Quelle plus forte preuve d'engagement que celle donner sa vie à un pays ? Quel est le sens derrière cet engagement total ? Alors que 70% des collaborateurs tout secteurs confondus ne se sentent pas, ou plus, engagés pour leurs entreprises respectives (enquête gallup), qu'est ce qui nourrit l'engagement, et qui le nourrit ? L'armée a-t-elle une botte secrète ?

« J'ai quatre enfants. Je n'ai pu assister à aucune de leurs naissances. Mais je me souviens de chacun de ces instants. Lorsque mes jumeaux sont nés, je l'ai appris par un message en morse au fin fond de l'Amazonie. Ma première, j'étais au Liban. A la radio, nous avons appris la mort de sept hommes : un véhicule des casques bleus avait roulé sur une mine. Au même moment, j'apprenais que ma femme était partie pour la maternité. »

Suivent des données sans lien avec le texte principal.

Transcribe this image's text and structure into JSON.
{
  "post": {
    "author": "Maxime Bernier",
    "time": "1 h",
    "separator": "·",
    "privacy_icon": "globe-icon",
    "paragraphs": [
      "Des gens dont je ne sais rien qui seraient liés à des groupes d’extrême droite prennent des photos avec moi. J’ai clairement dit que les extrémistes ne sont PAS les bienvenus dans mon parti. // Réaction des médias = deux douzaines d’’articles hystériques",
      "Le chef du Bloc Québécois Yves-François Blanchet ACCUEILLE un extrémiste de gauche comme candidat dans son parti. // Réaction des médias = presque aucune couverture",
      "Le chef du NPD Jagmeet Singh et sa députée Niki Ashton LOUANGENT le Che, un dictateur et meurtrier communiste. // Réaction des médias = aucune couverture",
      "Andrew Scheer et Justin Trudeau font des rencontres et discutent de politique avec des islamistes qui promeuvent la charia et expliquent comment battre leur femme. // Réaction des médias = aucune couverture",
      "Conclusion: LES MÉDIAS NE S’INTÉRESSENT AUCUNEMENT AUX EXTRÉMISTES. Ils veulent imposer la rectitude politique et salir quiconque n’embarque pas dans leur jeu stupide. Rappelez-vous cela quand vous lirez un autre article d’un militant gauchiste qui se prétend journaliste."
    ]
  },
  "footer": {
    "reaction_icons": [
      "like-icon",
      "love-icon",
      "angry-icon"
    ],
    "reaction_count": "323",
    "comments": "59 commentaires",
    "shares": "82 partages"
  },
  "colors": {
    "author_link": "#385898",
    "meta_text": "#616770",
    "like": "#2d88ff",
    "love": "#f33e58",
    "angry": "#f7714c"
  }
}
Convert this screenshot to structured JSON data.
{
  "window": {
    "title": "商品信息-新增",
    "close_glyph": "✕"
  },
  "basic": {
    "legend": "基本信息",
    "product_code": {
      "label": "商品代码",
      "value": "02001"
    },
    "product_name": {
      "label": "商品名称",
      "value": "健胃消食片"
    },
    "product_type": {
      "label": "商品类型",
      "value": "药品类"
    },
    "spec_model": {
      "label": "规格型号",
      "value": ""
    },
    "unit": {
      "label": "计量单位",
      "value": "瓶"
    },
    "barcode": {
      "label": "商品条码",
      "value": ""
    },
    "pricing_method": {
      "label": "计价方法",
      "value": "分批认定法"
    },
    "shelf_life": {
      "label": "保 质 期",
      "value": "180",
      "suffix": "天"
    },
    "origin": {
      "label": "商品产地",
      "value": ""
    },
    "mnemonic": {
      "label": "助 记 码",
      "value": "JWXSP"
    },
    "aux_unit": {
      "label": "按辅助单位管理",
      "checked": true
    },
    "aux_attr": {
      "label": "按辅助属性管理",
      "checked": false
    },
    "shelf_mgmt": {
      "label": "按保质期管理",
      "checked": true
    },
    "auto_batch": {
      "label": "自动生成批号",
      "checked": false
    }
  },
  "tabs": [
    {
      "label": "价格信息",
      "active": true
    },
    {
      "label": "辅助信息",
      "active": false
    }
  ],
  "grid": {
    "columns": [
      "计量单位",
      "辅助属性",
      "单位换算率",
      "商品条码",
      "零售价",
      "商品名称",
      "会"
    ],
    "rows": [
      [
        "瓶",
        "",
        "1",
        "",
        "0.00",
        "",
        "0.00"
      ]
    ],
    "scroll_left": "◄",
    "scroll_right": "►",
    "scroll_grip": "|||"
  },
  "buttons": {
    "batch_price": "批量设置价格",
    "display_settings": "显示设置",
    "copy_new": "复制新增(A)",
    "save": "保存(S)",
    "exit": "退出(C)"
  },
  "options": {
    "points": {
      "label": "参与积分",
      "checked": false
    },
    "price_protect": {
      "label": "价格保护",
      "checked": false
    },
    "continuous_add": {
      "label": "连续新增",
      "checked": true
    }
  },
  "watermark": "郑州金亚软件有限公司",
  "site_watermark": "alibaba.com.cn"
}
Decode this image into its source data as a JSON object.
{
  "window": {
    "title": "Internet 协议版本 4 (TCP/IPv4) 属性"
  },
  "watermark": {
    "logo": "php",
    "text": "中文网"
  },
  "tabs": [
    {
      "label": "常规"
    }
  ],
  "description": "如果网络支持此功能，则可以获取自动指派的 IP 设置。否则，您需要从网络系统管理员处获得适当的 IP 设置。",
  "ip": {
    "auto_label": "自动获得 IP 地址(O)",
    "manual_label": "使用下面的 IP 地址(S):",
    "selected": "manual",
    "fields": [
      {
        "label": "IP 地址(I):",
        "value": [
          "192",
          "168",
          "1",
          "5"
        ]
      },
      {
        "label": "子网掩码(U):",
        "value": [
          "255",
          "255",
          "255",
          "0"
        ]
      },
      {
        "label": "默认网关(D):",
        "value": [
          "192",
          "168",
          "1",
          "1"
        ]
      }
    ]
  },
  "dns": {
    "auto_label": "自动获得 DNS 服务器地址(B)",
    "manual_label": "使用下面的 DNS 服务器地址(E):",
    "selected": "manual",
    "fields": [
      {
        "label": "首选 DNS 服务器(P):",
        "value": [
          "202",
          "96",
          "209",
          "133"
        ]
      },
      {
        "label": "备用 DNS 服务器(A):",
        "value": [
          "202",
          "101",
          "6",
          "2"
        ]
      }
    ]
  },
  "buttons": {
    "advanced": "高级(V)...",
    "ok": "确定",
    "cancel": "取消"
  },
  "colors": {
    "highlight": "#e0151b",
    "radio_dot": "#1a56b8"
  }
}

Ces souvenirs de l'officier supérieur de l'Armée de Terre Pierre Boet, de nombreux militaires en ont de comparables. Il n'est pas rare qu'ils doivent partir en opérations alors que leurs familles se préparent à une naissance ou à un autre moment crucial de l'existence. Pendant qu'ils affrontent le feu des soubresauts du monde, leurs proches doivent continuer de faire face au quotidien.

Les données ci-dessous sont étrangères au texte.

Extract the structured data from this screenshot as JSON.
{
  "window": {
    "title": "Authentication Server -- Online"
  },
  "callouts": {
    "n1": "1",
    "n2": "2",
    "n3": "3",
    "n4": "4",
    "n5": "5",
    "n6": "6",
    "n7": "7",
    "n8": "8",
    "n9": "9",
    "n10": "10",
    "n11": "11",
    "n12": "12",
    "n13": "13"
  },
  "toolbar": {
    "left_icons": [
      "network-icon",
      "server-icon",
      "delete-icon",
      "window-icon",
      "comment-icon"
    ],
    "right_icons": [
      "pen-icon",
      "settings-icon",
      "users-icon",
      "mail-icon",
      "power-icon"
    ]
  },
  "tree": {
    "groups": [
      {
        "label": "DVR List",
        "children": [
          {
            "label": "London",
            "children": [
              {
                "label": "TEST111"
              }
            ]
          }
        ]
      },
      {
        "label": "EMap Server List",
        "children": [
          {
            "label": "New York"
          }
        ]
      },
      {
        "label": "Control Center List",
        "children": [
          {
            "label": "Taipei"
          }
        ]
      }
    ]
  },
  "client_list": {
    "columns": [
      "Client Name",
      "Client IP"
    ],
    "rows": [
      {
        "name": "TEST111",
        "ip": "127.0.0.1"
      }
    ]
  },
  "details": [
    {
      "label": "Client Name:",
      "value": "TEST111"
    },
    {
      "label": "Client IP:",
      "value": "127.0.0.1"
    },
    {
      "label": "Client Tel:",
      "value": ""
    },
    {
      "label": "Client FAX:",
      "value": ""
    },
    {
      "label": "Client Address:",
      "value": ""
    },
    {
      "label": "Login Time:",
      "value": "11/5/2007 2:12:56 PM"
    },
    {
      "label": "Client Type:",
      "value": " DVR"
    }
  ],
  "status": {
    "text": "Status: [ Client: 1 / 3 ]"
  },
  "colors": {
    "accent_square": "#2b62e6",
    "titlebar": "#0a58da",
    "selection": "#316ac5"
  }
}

Fascination pour le métier, patriotisme, soif d'aventure, besoin de protéger autrui, esprit d'abnégation... Ce qui pousse les militaires à s'engager est variable et personnel. Difficile, même, de mettre des mots dessus.

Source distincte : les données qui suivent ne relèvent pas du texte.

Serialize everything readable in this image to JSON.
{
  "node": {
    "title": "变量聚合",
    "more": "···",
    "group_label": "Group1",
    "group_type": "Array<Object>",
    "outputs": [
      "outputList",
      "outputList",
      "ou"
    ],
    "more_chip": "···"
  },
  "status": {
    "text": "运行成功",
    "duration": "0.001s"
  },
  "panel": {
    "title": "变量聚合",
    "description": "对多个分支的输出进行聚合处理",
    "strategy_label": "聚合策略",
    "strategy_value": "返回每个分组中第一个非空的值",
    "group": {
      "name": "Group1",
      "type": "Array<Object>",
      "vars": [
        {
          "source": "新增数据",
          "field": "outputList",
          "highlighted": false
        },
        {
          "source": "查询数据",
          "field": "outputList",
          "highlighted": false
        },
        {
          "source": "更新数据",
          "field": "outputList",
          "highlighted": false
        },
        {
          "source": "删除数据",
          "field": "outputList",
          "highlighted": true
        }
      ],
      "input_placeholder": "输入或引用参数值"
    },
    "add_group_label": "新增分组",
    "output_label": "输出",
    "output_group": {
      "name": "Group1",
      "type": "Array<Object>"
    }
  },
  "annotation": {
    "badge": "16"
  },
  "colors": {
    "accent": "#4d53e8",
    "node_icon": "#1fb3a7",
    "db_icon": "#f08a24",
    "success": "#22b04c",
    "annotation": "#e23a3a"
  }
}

D'autres métiers appellent de telles démarches, passionnées et dévouées. L'avocat Nicolas Gardères, qui défend des justiciables ultra-radicaux aux opinions en opposition avec les siennes, parle d'une « idée qui me dépasse ». L'aventurier Patrice Franceschi souligne qu' « on ne peut pas s'engager sans avoir foi en quelque chose ». Pour les officiers, cette foi est souvent une haute idée de leur pays, de leur peuple mais aussi des hommes et des femmes placés sous leurs ordres.

S'engager jusqu'à donner sa vie

« Je me suis abimé dans la mort. Ou plutôt, j'y ai abimé mon humanité. »

Le chef de bataillon Brice Erbland s'était pourtant préparé à cette rencontre. Pilote d'hélicoptère Tigre en Afghanistan puis en Libye, l'usage du feu pour appuyer ses camarades est au cœur de sa mission. Mais le moment venu, le passage à l'acte est d'une complexité et d'une violence extrême. Dans son viseur, deux insurgés afghans qui venaient de harceler des forces spéciales françaises. Si tuer est une « conséquence possible » de l'engagement militaire, Brice Erbland raconte le « combat intime » qui en découle. Ce qui est bouleversant, pour l'homme, c'est le rapport de force entre son engin ultramoderne et ces deux hommes à pied, à peine armés de kalachnikov. Ils n'en sont pas moins une menace : à quelques dizaines de mètres, leurs tirs perceraient l'hélicoptère comme du papier. Lors d'une autre mission, la situation se répète et le pilote renonce :

« J'ai hésité. J'ai décidé de les épargner cette fois-là. »

C'est l'équilibre que trouve le militaire :

« Agir avec humanité pour assumer ses actes. »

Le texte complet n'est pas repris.